[Colloquium] TTIC Talk: Yan Yuan Tseng, University of Chicago

Julia MacGlashan macglashan at tti-c.org
Thu May 27 10:20:50 CDT 2010


*REMINDER*

When:             *Friday, May 28 @ 11:00am
*

Where:           * TTIC Conference Room #526*, 6045 S Kenwood Ave, 5th Floor


Who:              * **Yan Yuan Tseng*, University of Chicago, Department of
Ecology and Evolution


 Title:          *      **A geometric approach to protein structure,
function and evolution*******



 The function of a protein is often fulfilled via molecular interactions on
its surfaces, so identifying functionally important protein surfaces and
locating key residues are critical for understanding protein functions. I
use a geometric approach to extract site-specific spatial information from
coordinates of structures. To reduce the search space and expedite the
process of surface partitioning, probe radii are designed according to the
physicochemical textures of molecules.
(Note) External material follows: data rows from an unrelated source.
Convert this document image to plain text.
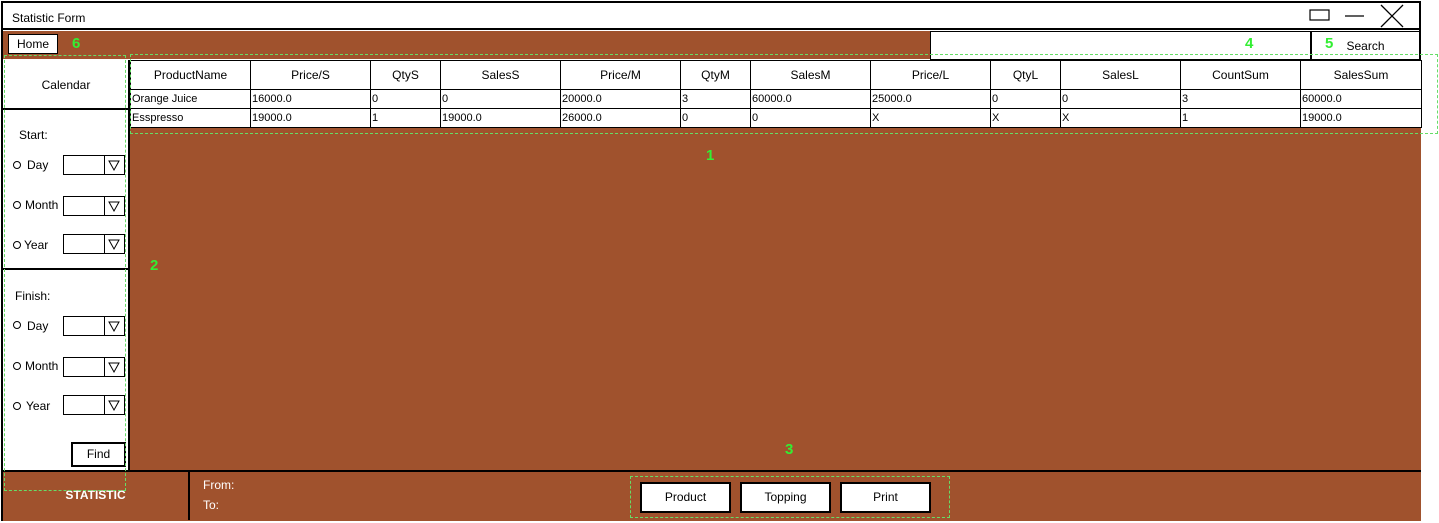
Statistic Form
Home	Search
Calendar
Start:
Day
Month
Year
Finish:
Day
Month
Year
Find
ProductName	Price/S	QtyS	SalesS	Price/M	QtyM	SalesM	Price/L	QtyL	SalesL	CountSum	SalesSum
Orange Juice	16000.0	0	0	20000.0	3	60000.0	25000.0	0	0	3	60000.0
Esspresso	19000.0	1	19000.0	26000.0	0	0	X	X	X	1	19000.0
STATISTIC
From:
To:
Product	Topping	Print
1
2
3
4	5
6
For each putative surface, I obtain
its geometric measurements such as residue composition (spatial pattern),
solvent-accessible area, and molecular volume. In a large-scale shape
analysis, I develop an exact algorithm, SplitPocket, and conduct accurate
computations to identify ~38,900 protein functional surfaces from ~19,000
crystal structures for the prediction of unbound binding sites and the
inference of molecular functions. However, inferring protein functions from
structures is a challenging task, as an increasing number of orphan protein
structures from structural genomics project are now solved without their
biochemical functions characterized. For proteins binding to similar ligands
and carrying out similar functions, their binding surfaces are under similar
physicochemical constraints, and hence the sets of allowed and forbidden
residue substitutions are similar. In this presentation, I present my
methods for predicting protein functions by incorporating evolutionary
information specific to an individual binding region and by rapidly matching
local surfaces. I also discuss these predictions, biological implications
and medically important applications such as human disease-associated SNPs
(Single-Nucleotide Polymorphisms). Finally, I show that the methods
demonstrate the power of geometric and evolutionary matching for studying
structural evolution on the basis of protein functional surfaces.